Schematic of a tokamak showing exhaust from the divertor area. Zoomed-in view of the divertor's geometry and camera view taken during the experiments. Images taken from the experiments reveal that heat fluxes were reduced during p powder injection. This is indicative of the lower heat fluxes during powder inject. Credit: F. Effenberg. Princeton Plasma Physics Laboratory. T. Wilks. Massachusetts Institute of Technology.
Future fusion reactors will have to solve a problem: keep the plasma core hotter than the sun's surface without melting the plasma walls. This problem is known as core-edge integration by fusion scientists. The DIII-D National Fusion Facility at General Atomics has recently addressed this issue in two ways. The first attempts to heat up the core of fusion, while the second seeks to cool down the material that reaches wall. Future fusion power plants will be more cost-effective if they are protected from the elements that face plasma.
Like the familiar internal combustion engine, vessels involved in fusion research must also exhaust heat and particles. This exit pipe is similar to a car's exhaustpipe. It can handle high heat and heavy material loads, but within certain limits. One key strategy for reducing the heat coming from the plasma core is to inject impurities--particles heavier than the mostly hydrogen plasma--into the exhaust region. The impurities are used to remove excess heat from the plasma, thereby extending the life of plasma-facing materials. However, these same impurities can also travel into areas where fusion reactions occur, which could reduce the reactor's overall performance.

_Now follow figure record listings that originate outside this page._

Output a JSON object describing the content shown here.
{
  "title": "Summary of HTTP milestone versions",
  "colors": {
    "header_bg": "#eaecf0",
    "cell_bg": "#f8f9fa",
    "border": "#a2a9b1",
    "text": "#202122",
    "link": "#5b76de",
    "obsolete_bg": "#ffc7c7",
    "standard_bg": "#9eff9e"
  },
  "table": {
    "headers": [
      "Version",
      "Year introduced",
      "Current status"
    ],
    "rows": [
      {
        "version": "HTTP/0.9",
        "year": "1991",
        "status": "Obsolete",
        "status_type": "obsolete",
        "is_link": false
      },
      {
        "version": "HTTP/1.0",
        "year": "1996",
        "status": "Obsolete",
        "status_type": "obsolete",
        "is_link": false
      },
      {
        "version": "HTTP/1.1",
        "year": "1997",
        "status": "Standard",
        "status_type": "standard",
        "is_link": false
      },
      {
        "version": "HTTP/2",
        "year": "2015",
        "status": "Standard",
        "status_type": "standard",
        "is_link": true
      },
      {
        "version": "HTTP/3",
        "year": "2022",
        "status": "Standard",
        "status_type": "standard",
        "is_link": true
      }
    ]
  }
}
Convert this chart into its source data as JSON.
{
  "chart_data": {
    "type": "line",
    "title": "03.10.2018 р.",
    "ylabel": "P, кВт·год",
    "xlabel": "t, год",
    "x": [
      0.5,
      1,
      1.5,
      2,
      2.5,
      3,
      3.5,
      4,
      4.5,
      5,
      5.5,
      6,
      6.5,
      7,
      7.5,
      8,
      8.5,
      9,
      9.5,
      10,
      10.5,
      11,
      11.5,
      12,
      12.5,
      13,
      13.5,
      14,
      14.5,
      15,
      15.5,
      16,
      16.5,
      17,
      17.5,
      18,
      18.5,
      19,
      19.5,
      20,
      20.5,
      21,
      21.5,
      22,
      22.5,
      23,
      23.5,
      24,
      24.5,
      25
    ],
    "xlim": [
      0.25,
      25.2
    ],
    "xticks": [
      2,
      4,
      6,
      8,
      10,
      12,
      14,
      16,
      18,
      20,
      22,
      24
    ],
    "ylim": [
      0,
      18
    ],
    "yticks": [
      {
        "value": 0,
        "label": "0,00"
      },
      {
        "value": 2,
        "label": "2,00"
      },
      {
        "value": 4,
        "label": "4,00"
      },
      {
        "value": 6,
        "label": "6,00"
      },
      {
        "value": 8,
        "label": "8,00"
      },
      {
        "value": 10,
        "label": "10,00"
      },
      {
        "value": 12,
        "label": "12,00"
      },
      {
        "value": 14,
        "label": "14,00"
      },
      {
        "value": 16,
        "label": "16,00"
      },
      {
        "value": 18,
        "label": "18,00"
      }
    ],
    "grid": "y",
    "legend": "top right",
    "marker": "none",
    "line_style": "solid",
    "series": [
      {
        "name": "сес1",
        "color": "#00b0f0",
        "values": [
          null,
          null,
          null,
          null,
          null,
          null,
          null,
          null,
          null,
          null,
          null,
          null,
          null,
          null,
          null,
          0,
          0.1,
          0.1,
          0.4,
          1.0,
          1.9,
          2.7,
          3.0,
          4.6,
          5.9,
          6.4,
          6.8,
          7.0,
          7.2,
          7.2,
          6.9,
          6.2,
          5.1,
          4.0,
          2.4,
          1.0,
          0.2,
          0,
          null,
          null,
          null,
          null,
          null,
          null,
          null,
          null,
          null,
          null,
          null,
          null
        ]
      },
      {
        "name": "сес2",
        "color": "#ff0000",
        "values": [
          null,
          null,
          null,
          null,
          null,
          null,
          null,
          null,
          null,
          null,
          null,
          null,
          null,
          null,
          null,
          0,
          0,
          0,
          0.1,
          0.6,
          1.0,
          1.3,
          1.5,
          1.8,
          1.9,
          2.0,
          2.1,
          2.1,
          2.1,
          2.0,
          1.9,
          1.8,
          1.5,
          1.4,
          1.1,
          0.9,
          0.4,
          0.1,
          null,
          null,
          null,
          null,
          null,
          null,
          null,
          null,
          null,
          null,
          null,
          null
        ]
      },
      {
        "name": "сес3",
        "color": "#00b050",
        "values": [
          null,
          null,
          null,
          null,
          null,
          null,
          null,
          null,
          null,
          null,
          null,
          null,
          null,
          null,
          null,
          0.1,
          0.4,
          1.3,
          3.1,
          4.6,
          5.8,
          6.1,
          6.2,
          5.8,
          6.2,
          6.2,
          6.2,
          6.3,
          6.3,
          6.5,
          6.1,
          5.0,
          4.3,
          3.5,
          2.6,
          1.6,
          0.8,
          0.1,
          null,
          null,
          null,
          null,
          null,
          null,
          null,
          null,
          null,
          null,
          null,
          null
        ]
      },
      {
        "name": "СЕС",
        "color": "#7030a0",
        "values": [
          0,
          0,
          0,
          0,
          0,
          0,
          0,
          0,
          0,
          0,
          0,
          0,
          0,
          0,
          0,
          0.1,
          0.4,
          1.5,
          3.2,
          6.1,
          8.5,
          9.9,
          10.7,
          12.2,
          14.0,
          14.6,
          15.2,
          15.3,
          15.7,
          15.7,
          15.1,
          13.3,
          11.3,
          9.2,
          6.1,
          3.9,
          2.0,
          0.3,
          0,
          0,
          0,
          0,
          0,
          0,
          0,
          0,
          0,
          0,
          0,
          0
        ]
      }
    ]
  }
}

In the past, impurity injection experiments relied on gaseous impurities. However, a team of researchers from the U.S. Department of Energy's Princeton Plasma Physics Laboratory tested the injection of a powder containing boron, lithium, and boron nitride (Figure 1). There are many advantages to using powder over gas. This allows for a wider range of possible impurities that can be purified and less likely to react chemically with plasma. Powder injection on DIII–D is used to cool the plasma's boundary while maintaining heat in its core. The heat production caused a slight decrease in fusion performance, but measurements showed no significant change.
This graph shows plasma performance against divertor temperatures. It illustrates the progress in core-edge integration in Super H mode plasmas. The black data points represent standard Super H-modes that have no external impurities. The pink points inject nitrogen to cool down the divertor. They also overlap the core-edge integration target area, which is shaded green in upper left. Credit: F. Effenberg. Princeton Plasma Physics Laboratory. T. Wilks. Massachusetts Institute of Technology.
The experiment developed a balanced approach to achieve significant edge cooling while having minimal effects on core performance. Future reactor designs could incorporate powder injection or use the Super H-mode to increase fusion performance and the lifespan of divertor surfaces that expel waste heat. These approaches, based on both theoretical simulations and experimental results, would work well with larger devices such as ITER, an international tokamak currently under construction in France. This would allow for core-edge integration in future Fusion Power Plants.